Mercicleide Ramos não para. Ela já pensa nos próximos trabalhos, ainda sem data para gravações. "Tenho planos para outro documentário. Posso adiantar que é sobre a vida de um paraibano que nasceu no interior e mora no Recife. Tenho também projeto para uma ficção. Já existe até um roteiro e o set para esse filme, mas antes eu quero aproveitar essa produção de documentários, que muito me encanta", revela.

A PERSONAGEM

Severina de Sousa Pontes, mais conhecida por Zezita Matos, nasceu no município de Pilar-PB. Mudou para João Pessoa aos 12 anos, onde estudou no Liceu Paraibano. Na década de 60, já envolvida com o teatro, participou do movimento comunista e das Ligas Camponesas. Formada em Letras e Pedagogia pela Universidade Federal da Paraíba (UFPB), participou da Campanha de Educação Popular (Ceplar), lecionou e foi diretora da Escola Dom Adauto, na Capital.

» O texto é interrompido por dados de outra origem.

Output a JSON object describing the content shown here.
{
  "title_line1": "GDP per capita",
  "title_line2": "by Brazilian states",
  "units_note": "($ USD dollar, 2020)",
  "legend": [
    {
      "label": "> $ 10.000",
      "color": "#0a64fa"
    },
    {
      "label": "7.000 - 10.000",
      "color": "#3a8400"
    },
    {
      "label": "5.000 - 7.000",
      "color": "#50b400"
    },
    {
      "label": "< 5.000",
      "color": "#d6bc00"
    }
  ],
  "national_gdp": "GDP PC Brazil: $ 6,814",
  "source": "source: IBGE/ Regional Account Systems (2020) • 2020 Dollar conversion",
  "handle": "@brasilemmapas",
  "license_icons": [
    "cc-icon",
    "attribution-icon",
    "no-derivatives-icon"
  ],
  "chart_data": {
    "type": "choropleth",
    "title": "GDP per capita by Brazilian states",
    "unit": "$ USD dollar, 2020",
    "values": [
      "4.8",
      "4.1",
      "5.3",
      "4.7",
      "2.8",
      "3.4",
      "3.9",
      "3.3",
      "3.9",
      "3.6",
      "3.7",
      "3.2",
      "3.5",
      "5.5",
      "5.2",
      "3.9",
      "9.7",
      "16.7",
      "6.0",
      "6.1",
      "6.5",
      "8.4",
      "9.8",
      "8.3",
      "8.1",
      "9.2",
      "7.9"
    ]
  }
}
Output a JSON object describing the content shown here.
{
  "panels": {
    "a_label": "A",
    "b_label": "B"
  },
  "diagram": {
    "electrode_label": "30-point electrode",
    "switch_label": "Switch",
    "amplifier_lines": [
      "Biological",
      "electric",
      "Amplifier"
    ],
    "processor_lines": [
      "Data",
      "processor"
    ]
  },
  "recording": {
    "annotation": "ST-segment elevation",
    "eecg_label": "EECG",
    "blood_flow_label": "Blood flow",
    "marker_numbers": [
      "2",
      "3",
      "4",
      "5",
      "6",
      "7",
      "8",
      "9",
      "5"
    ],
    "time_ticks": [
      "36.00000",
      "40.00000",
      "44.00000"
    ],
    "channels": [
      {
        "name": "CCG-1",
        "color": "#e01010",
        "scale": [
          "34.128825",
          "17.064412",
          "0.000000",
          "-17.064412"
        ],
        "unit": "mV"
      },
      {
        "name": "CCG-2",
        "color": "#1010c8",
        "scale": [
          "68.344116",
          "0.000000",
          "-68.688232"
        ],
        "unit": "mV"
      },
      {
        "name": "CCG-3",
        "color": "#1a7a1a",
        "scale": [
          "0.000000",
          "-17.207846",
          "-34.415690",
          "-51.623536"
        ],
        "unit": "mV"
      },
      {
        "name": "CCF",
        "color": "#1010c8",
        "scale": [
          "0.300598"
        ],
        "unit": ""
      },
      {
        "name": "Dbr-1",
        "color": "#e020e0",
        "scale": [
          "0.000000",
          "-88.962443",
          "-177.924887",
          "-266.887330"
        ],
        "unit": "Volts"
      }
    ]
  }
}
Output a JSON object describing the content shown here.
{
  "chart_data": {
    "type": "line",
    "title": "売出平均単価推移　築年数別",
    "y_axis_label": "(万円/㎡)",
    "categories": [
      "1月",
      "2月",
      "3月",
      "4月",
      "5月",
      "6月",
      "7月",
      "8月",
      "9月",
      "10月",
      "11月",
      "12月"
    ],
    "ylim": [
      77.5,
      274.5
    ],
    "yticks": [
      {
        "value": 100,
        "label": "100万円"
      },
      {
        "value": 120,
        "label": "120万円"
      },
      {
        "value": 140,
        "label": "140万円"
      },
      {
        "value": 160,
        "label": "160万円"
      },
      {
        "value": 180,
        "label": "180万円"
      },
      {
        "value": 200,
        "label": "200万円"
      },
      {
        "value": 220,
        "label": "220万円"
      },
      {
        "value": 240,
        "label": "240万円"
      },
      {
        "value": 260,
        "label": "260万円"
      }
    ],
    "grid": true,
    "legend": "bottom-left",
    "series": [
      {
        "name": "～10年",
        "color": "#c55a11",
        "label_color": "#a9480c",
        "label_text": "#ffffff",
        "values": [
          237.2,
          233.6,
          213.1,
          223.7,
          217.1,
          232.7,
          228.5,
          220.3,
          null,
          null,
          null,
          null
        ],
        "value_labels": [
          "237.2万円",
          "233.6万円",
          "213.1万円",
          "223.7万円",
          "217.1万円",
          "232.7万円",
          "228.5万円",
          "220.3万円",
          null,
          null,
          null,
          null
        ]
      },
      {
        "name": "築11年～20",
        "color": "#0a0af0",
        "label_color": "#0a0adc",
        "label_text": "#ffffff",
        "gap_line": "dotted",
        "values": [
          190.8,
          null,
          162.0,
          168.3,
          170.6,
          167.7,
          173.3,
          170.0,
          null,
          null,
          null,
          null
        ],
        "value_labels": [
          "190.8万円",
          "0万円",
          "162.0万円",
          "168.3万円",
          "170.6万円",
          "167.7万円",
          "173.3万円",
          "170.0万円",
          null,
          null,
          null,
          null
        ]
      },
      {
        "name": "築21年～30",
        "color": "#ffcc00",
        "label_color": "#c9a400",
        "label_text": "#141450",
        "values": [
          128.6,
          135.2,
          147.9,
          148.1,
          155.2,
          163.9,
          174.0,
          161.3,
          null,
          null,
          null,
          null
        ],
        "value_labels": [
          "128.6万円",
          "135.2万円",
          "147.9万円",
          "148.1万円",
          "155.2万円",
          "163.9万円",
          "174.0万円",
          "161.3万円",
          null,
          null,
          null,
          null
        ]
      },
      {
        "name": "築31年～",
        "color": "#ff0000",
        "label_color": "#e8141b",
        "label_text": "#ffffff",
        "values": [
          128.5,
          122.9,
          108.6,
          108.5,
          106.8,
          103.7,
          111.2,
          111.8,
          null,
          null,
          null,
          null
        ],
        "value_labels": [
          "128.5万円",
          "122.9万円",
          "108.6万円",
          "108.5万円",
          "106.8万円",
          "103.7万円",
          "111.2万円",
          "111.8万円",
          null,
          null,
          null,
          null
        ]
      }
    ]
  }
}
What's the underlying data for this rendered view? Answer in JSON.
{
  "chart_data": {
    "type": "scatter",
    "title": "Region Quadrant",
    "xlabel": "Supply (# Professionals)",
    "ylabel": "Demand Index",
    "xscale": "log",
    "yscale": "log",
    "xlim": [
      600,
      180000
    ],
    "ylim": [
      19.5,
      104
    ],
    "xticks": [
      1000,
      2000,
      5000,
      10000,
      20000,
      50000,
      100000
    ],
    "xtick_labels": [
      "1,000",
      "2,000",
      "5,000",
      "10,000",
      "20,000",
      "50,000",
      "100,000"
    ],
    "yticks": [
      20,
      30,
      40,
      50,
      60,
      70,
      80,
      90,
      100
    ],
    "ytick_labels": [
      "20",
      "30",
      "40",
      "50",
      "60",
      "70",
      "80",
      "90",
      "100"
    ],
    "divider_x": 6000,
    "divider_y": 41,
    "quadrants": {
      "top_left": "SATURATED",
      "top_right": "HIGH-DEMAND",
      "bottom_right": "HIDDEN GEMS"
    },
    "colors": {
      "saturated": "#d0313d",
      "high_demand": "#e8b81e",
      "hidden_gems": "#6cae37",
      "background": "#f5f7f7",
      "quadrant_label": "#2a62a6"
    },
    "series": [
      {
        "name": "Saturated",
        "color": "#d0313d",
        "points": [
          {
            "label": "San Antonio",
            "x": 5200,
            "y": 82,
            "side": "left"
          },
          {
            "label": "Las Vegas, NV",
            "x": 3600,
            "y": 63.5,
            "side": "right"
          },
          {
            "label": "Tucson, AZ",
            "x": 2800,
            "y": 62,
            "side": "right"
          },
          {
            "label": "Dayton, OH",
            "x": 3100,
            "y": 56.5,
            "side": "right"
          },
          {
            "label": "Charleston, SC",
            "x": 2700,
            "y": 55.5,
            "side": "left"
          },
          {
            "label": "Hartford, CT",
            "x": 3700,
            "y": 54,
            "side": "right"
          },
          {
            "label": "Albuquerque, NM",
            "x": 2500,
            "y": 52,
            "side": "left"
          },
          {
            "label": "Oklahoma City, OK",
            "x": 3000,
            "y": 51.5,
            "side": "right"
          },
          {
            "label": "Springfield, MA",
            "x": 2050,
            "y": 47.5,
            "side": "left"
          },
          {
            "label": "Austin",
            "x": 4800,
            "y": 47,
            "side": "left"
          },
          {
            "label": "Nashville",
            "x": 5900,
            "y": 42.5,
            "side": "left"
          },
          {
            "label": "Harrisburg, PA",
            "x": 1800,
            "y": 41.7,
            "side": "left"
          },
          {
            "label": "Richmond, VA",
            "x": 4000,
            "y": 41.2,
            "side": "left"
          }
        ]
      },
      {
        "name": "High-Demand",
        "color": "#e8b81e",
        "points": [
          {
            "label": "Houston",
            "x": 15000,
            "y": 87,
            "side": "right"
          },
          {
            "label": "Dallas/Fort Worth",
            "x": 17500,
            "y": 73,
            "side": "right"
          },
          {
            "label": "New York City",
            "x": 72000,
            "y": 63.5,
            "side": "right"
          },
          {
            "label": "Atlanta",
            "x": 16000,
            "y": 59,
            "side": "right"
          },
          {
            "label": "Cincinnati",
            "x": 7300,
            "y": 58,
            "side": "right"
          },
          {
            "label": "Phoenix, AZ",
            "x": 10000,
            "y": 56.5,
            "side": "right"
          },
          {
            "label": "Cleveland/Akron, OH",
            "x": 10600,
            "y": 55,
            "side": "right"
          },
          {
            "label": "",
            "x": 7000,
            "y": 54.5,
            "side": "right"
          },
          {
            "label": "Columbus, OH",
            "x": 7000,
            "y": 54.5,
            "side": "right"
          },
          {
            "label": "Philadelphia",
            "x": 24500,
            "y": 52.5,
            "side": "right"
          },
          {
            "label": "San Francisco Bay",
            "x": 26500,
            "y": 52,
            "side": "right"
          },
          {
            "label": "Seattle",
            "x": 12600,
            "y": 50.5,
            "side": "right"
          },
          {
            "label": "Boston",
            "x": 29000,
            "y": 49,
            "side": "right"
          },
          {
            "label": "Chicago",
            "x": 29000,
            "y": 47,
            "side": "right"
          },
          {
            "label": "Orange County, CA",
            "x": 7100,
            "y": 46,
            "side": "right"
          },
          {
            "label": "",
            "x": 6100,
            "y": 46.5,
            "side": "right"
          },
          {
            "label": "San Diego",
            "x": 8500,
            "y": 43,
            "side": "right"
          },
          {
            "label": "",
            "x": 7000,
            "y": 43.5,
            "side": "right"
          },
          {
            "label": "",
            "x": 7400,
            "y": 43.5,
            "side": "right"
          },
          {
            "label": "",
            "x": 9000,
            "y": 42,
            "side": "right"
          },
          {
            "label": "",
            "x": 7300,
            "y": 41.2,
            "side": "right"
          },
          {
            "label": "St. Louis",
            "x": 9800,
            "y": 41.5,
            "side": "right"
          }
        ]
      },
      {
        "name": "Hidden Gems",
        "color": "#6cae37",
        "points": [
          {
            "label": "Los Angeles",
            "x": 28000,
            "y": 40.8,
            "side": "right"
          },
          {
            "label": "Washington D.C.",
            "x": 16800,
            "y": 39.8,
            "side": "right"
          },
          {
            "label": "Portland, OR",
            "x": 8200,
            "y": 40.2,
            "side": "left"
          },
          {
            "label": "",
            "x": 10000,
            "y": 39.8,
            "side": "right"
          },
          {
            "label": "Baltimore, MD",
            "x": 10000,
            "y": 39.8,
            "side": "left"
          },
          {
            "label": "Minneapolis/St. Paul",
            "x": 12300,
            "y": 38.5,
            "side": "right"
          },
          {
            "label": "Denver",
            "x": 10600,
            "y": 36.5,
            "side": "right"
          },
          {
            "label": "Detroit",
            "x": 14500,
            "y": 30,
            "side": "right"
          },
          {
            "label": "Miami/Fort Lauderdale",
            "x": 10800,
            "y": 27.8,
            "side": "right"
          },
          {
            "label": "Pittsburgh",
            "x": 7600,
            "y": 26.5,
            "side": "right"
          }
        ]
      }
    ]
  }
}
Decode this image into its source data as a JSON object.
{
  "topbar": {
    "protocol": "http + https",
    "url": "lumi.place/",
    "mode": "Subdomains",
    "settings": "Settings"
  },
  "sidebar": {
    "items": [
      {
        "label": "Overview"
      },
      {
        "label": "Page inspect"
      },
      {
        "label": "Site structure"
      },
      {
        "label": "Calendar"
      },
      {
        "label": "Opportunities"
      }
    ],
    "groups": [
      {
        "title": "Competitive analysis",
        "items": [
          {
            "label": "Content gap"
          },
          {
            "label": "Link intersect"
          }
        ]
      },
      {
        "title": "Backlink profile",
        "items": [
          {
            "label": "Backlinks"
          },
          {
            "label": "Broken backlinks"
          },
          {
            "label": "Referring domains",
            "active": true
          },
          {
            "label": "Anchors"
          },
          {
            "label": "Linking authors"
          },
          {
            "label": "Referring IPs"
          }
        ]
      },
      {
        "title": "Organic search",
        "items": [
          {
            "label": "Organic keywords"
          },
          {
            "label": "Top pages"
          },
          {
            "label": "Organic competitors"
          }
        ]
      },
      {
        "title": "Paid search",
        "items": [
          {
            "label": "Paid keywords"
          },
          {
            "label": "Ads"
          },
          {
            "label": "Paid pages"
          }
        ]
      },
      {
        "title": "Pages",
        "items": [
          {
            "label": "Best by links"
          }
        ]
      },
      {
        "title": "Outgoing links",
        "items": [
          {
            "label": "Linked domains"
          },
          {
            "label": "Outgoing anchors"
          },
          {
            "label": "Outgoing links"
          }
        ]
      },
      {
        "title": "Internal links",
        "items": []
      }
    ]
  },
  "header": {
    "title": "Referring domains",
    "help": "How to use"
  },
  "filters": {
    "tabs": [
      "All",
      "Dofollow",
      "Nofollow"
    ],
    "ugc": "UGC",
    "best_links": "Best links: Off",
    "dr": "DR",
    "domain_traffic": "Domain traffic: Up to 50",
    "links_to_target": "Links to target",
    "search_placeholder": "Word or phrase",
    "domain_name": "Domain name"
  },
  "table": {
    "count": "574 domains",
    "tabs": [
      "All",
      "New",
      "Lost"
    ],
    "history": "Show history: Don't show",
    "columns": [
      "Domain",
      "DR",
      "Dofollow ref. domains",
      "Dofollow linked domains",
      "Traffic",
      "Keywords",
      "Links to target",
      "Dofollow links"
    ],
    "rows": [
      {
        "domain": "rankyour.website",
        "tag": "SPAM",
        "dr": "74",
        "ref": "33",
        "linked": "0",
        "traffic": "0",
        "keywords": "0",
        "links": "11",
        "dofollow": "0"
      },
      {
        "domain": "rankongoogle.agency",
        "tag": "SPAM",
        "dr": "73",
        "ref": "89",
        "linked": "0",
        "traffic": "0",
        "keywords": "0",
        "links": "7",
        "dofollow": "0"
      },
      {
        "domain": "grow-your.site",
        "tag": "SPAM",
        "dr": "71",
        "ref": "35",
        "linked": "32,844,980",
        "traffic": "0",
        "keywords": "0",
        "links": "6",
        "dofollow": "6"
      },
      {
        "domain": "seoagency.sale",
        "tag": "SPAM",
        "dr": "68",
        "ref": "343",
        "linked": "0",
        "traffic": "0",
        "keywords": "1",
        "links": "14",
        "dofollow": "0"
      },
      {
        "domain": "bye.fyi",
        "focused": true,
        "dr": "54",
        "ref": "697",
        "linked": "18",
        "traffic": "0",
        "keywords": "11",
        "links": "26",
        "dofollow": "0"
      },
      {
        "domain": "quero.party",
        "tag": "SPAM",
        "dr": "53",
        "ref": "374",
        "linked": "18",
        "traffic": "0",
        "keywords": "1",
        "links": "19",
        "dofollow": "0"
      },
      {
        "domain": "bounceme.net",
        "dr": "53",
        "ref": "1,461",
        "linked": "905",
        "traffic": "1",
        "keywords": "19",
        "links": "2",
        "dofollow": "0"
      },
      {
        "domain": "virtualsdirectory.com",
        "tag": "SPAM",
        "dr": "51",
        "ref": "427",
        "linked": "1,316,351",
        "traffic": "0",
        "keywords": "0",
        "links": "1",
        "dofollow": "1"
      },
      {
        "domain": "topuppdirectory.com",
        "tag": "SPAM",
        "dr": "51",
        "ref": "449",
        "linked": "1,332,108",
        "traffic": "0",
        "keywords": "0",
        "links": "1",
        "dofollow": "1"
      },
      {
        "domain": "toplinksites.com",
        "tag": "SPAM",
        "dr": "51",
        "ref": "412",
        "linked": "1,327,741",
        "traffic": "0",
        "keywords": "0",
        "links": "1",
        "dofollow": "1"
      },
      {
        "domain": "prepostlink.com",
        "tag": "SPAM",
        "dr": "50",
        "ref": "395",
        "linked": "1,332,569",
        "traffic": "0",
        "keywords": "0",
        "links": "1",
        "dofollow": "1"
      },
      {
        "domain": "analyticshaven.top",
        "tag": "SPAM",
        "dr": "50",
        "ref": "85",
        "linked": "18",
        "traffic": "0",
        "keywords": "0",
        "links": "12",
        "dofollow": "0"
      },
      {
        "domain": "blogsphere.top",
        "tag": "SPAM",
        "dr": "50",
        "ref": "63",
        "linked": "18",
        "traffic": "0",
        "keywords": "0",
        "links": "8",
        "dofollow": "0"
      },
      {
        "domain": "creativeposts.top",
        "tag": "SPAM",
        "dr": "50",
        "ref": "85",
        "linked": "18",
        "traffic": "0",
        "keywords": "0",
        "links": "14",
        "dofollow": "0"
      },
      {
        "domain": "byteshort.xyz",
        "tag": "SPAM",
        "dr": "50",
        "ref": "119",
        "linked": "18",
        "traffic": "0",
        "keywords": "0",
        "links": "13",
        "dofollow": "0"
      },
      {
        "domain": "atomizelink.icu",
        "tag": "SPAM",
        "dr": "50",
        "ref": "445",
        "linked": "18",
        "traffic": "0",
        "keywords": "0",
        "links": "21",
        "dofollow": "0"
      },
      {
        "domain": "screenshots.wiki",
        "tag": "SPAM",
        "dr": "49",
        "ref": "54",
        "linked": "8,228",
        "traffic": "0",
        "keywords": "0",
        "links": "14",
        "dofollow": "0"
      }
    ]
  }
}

O primeiro papel de destaque nos palcos foi no espetáculo Prima Dona, montagem do Grupo de Teatro Popular de Arte. Estreou no cinema com Menino de Engenho (1970), de Walter Lima Jr. Depois vieram, A Canga (2001), de Marcus Vilar, Transubstancial (2003), de Torquato Joel, Alma (2004), de André Morais, Cinema, Aspirinas e Urubus (2005), de Marcelo Gomes, O Céu de Suely (2006), de Karim Aïnouz, Baixio das Bestas (2007), de Cláudio Assis, O Sonho de Inacim (2009), de Eliézer Rolim, e Olhos Azuis (2009), de José Joffily. Atualmente integra o Coletivo de Teatro Alfenim, com o qual participou do espetáculo Quebra-Quilos.